Determined to hide my deceit and even more determined that it would be my final fib, I forced myself to look at him. His somber expression had changed to a grin. It no longer felt awkward between us.

He tilted his head, letting his face drift toward mine. As heat rushed up my body, I lifted my chin and closed my eyes.

At that second a stoner stumbled past, high out of his mind, tripping down at our feet. I nearly fell on top of the dude, trying to get out of the way.

Leon bent down to help him. “You okay, man?”

Without a response, the dude pushed up on his forearms and stood. After he regained his balance, he wobbled back down Ho Chi Minh Trail toward the Hog Farm, never even saying he was sorry.

A wave of more people streamed past. Maybe they had heard about the free kitchen too. At that moment, I didn’t care if anyone got fed. They were interrupting a crucial moment. Leon may have kissed me for real. It sure seemed like it.

Once we were alone again, instead of kissing me, he gave my head another damn knuckle massage. “What do you say we find Johnny and Livy to let ’em know they’re friends with a star?”
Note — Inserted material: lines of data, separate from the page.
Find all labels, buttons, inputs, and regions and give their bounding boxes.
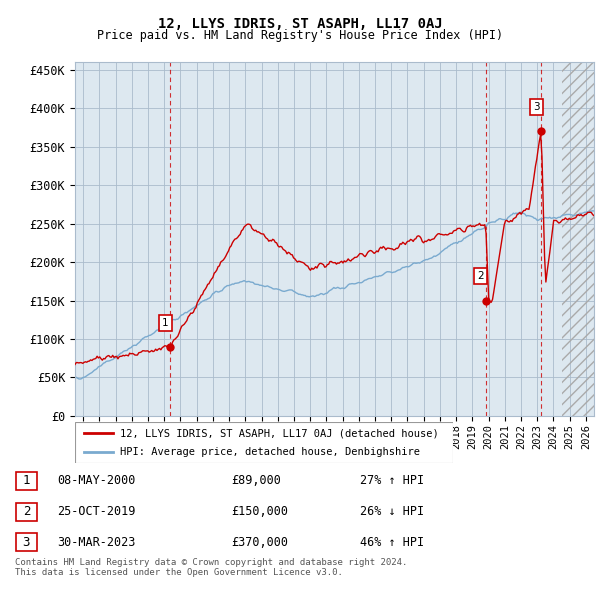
Text: 12, LLYS IDRIS, ST ASAPH, LL17 0AJ (detached house): 12, LLYS IDRIS, ST ASAPH, LL17 0AJ (deta…	[121, 428, 439, 438]
Text: 3: 3	[23, 536, 30, 549]
Text: 3: 3	[533, 101, 540, 112]
Bar	[562, 62, 594, 416]
Text: Contains HM Land Registry data © Crown copyright and database right 2024.
This d: Contains HM Land Registry data © Crown c…	[15, 558, 407, 577]
Text: 2: 2	[23, 505, 30, 518]
Text: 25-OCT-2019: 25-OCT-2019	[57, 505, 136, 518]
Text: £150,000: £150,000	[231, 505, 288, 518]
Text: 1: 1	[23, 474, 30, 487]
Text: Price paid vs. HM Land Registry's House Price Index (HPI): Price paid vs. HM Land Registry's House …	[97, 30, 503, 42]
Text: 27% ↑ HPI: 27% ↑ HPI	[360, 474, 424, 487]
Text: HPI: Average price, detached house, Denbighshire: HPI: Average price, detached house, Denb…	[121, 447, 421, 457]
FancyBboxPatch shape	[75, 422, 453, 463]
Text: 2: 2	[478, 271, 484, 281]
Text: £89,000: £89,000	[231, 474, 281, 487]
Text: £370,000: £370,000	[231, 536, 288, 549]
Text: 26% ↓ HPI: 26% ↓ HPI	[360, 505, 424, 518]
Text: 30-MAR-2023: 30-MAR-2023	[57, 536, 136, 549]
Text: 46% ↑ HPI: 46% ↑ HPI	[360, 536, 424, 549]
Text: 12, LLYS IDRIS, ST ASAPH, LL17 0AJ: 12, LLYS IDRIS, ST ASAPH, LL17 0AJ	[158, 17, 442, 31]
Text: 1: 1	[162, 318, 169, 328]
Text: 08-MAY-2000: 08-MAY-2000	[57, 474, 136, 487]
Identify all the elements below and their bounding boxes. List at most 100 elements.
This knuckle massage was the biggest disappointment of all. It made me think I was imagining the whole thing and that friendship was all he wanted. Maybe Livy was all he wanted, and he was using me to get to her.

Whatever the case, Leon slung his arm around my shoulders, tucking me in close. He sang a bit of “Suzie Q,” letting me know he liked the way I talked and the way I walked. Then he cracked up at himself. “If John Fogerty could hear me, he’d send me to jail for murdering his song.”

I’d heard Creedence sing “Suzie Q” on Thursday, in the car with Livy.

If someone had told me in less than forty-eight hours a boy as beautiful and wonderful as Leon Wright would be singing the song to me, much less tugging me in next to his beautiful body, I may have had a stroke and died on the spot.